You are asked to show that $\phi$ exists in the first place - the implicit function theorem comes to your aid here. It is sufficient to show that there exists $(a,b)$ such that $f(a,b)=0$, and that $D_yf(a,b)$ is invertible - in the one-dimensional case, this just means that $D_yf(a,b)\neq0$. Such an $(a,b)$ is found with $(0,1)$, as hinted by your problem statement - and is also easily verified. At $(0,1)$, $D_yf=-3y^2-3x=-3\neq0$, so the implicit function theorem guarantees that there is an open neighbourhood of $a$ and $b$ in which $f(x,\phi(x))=0$ for some $\phi\in C^k$, where $C^k$ is the continuity class of $f$. Our $f$ here is smooth, and thus so is $\phi$.
Now we have shown $\phi$ exists, we need its higher derivatives at $0$. $f(x,\phi(x))$ describes a contour (it is always $0$ by construction), so its derivative w.r.t $x$ should be everywhere $0$.
$$\begin{align}0&=D_xf(x,\phi(x))\\&=D_x[x^3-\phi^3(x)-3x\cdot\phi(x)+1]\\&=3x^2-3\phi^2(x)\cdot\phi'(x)-3\cdot\phi(x)-3x\cdot\phi'(x)\\\implies \tag{1}x^2&=\phi^2(x)\cdot\phi'(x)+\phi(x)+x\cdot\phi'(x)\end{align}$$
Evaluating at $x=0$, remembering that $\phi(0)=1$ by construction, we have $\phi'(0)=-1$. We can take higher derivatives of $(1)$ as $\phi$ is smooth:
$$2\cdot\phi(x)\cdot(\phi'(x))^2+\phi^2(x)\cdot\phi''(x)+2\phi'(x)+x\cdot\phi''(x)=2x$$
Which at $x=0$ gives: $2\cdot(-1)^2+1\cdot\phi''(0)+2(-1)=0$ and thus $\phi''(0)=0$.
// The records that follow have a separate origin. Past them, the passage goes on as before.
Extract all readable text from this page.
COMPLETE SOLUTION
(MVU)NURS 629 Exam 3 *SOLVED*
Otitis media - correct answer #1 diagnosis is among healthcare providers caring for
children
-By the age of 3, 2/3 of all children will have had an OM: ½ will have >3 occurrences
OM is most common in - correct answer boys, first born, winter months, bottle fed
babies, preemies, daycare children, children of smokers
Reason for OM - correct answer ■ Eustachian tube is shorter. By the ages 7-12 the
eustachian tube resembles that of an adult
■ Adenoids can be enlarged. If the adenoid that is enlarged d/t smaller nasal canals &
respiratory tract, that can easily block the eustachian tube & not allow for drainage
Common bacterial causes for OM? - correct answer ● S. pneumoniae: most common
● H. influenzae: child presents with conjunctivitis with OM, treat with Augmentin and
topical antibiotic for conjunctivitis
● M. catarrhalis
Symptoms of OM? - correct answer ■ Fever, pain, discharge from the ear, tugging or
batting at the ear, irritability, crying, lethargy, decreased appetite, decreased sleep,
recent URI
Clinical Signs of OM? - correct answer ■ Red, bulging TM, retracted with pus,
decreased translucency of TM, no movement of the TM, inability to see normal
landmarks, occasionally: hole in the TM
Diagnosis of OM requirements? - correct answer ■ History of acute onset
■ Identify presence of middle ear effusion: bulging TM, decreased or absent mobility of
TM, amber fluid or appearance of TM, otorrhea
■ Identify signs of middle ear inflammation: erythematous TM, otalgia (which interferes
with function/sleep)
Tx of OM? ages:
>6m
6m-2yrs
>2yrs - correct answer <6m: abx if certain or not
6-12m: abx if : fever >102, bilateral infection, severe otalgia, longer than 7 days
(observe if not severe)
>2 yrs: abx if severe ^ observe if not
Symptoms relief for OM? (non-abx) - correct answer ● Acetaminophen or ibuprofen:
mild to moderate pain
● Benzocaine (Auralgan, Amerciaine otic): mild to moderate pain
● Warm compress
Taking third derivatives of $(1)$ gives: $$2(\phi'(x))^3+4\phi(x)\phi'(x)\phi''(x)+2\phi(x)\phi'(x)\phi''(x)+\phi^2(x)\phi'''(x)+3\phi''(x)+x\phi'''(x)=2$$
Ugly, but at $x=0$, and using previous results, one has:
$$2(-1)^3+0+0+1\cdot\phi'''(0)+0+0=2\\\therefore\phi'''(0)=4$$
So the Taylor expansion of $\phi$ near $0$ is:
$$\phi(x)\approx 1-x+\frac{2}{3}x^3$$
Which a quick sketch on Desmos can confirm!
Not necessary for the question, but it is interesting to keep going as the third-order expansion is really not very accurate...
Taking fourth derivatives of $(1)$ (I evaluate at $x=0$, so all $\phi''(x)$ terms will be deleted for convenience) gives:
$$6\phi(x)\phi'(x)\phi'''(x)+2\phi(x)\phi'(x)\phi'''(x)+\phi^2(x)\phi''''(x)+3\phi'''(x)+\phi'''(x)=0,x=0\\\therefore-24-8+\phi''''(0)+16=0$$
So one has $\phi''''(0)=16$. The approximation:
$$\phi(x)\approx1-x+\frac{2}{3}x^3+\frac{2}{3}x^4$$
Is much more accurate, and is nice to look at.
Hope this helped - there's a lot of fiddly product and chain rule business here, I can elaborate on any confusing steps.
EDIT:
During lesson time, out of a lack of things to do, I pressed on - it was mindlessly tedious, but the following 10th order approximation I have visually shown (I rigorously showed it of course, but with so many product derivative terms it is possible some of these numbers are slightly out) to be far superior to the 4th order one:
$$\phi(x)\approx1-x+\frac{2}{3}x^3+\frac{2}{3}x^4-\frac{10}{9}x^6-\frac{14}{9}x^7+\frac{274}{81}x^9+\frac{3118}{567}x^{10}$$
Which is accurate for $|x|\lt0.4$, and extremely accurate as you get closer to $0$.